You know I have been a fan of your photography for some time now. How did your passion for street art photography develop?
Thank you, Sian. I love photography because it’s instant gratification and quickly quenches my need to create art. I’ve been photographing street art in NYC for the last four years and it’s turned into one of the great loves of my life. I’ll never forget the first piece that stopped me dead in my tracks. I was tooling around in Soho one evening and out of the blue, I noticed an incredible sight in an alcove, Dain’s red circle dripping around a white-lashed eye. It was ripped, wrinkled, dirty, and love at first sight. In that moment I saw the city with new eyes and never looked back.
Your photography captures the beautiful destruction of the urban graffitied streets of New York. You capture small details within pieces that may go unnoticed. Can you please tell me more about your mindful creative process?
Thank you! Art on the streets tells the secrets and truths of today’s society. It’s fueled by emotions as the work represents anarchic inspiration, music, poetry, politics and religion. Everything we love and hate is represented on our streets: random thoughts, hopes and dreams, fear, love and hate, fame, chaos and rage. It’s funny and sad, brilliant and dumb, and beautiful and ugly just like our lives.
NYC street art provides an amazing cast of characters.
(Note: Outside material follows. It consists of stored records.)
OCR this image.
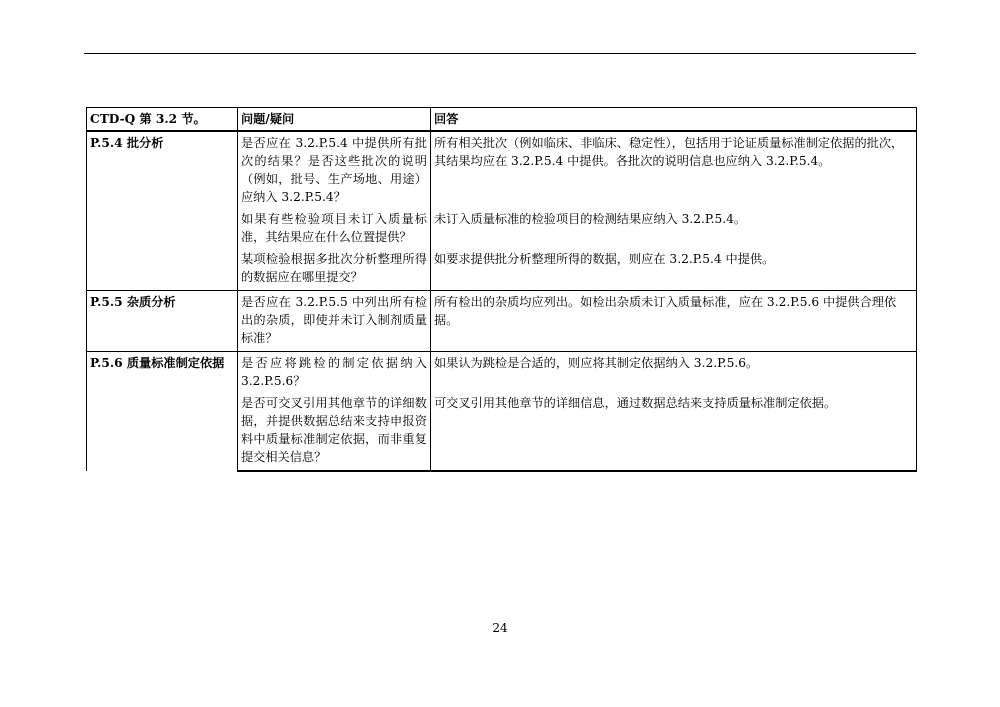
CTD-Q 第 3.2 节。	问题/疑问	回答
P.5.4 批分析	是否应在 3.2.P.5.4 中提供所有批次的结果？是否这些批次的说明（例如，批号、生产场地、用途）应纳入 3.2.P.5.4？	所有相关批次（例如临床、非临床、稳定性），包括用于论证质量标准制定依据的批次，其结果均应在 3.2.P.5.4 中提供。各批次的说明信息也应纳入 3.2.P.5.4。
	如果有些检验项目未订入质量标准，其结果应在什么位置提供？	未订入质量标准的检验项目的检测结果应纳入 3.2.P.5.4。
	某项检验根据多批次分析整理所得的数据应在哪里提交？	如要求提供批分析整理所得的数据，则应在 3.2.P.5.4 中提供。
P.5.5 杂质分析	是否应在 3.2.P.5.5 中列出所有检出的杂质，即使并未订入制剂质量标准？	所有检出的杂质均应列出。如检出杂质未订入质量标准，应在 3.2.P.5.6 中提供合理依据。
P.5.6 质量标准制定依据	是否应将跳检的制定依据纳入 3.2.P.5.6？	如果认为跳检是合适的，则应将其制定依据纳入 3.2.P.5.6。
	是否可交叉引用其他章节的详细数据，并提供数据总结来支持申报资料中质量标准制定依据，而非重复提交相关信息？	可交叉引用其他章节的详细信息，通过数据总结来支持质量标准制定依据。
24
My Instagram gallery includes interpretations of icons David Bowie, Kurt Cobain, Andy Warhol, John Lennon and Marilyn Monroe along with politicians, actors, models, superheroes, beloved comic/storybook favorites and porn stars. The list is never ending.
Although I appreciate every aspect of street art, I’m naturally drawn toward obscure and chaotic images. I have a knack for seeing things most others don’t notice and isolate what I feel is the most interesting part of the piece whether it’s a large mural or a tiny sticker. This method also applies to vandalized street signs and ripped up advertisements.
The temporary nature of street art breaks my heart because I know it won’t last. The element of decay fascinates me and plays a major role in my photography. It’s like watching a person age and slowly fade away with their multitudes of layers peeking through as time passes by. I’m compelled to go back to see them again and again, until they eventually vanish or morph into something entirely new. Each time, I take another photo to document the evolution of the piece and the chronological aging process of the image.
Do you go graffiti hunting on a daily basis? Are your discoveries meditated or do you just randomly find the pieces you photograph? How does it feel when you discover a new piece for the first time?
My eyes always make me camera ready but I’m also a methodical weekend hunter. I like to start my jaunts at dawn while the city is still quiet. I love the morning light and watching the city slowly wake up. I pick a neighbourhood and start walking. It’s a precious and cathartic process. When I find a new piece I’m filled with satisfaction and thrilled to add it to my collection.
Do you have any street art muses? Do you find yourself photographing one artist’s work more than others?
Right now I’m obsessed with @janzwork His unique vision drives him to manipulate advertisements on the streets by creating stunning new images and meaningful messages of his hopes to save our world. His work is outstanding.
@whatwillyouleavebehind is one of the most interesting artists I’ve ever encountered and he’s also an amazing human being. I commissioned a large piece from him last year and it’s out of sight…based on symbols of my life so far. His work on the streets is so detailed and refined as he typically pastes hand cut collages in lieu of prints.
What artists seem to inspire your work the most?
Too many to list! All street artists are my heroes as they have talent, courage, and take huge risks to share their messages and beliefs with the world. Every piece on the streets adds an extra layer of visual and mental stimuli. I’m quite fond of D7606, Sacsix, Dee Dee Was Here, Russell King, Drsc0, Phoebe New York, Elsol, and Boris Bernard
Do you have one photo that you took that stands out in your mind as a favorite that you continue to share?
I don’t typically duplicate the same exact images on Instagram, however, I do have several series of work showing the ever changing decay/morphing process: Curtis Kulig’s “Love Me” stickers, Dylan Egan’s “Quanah” at long lost 190 Bowery, and Emerson Cooper’s”Unknown Soldier” to name a few.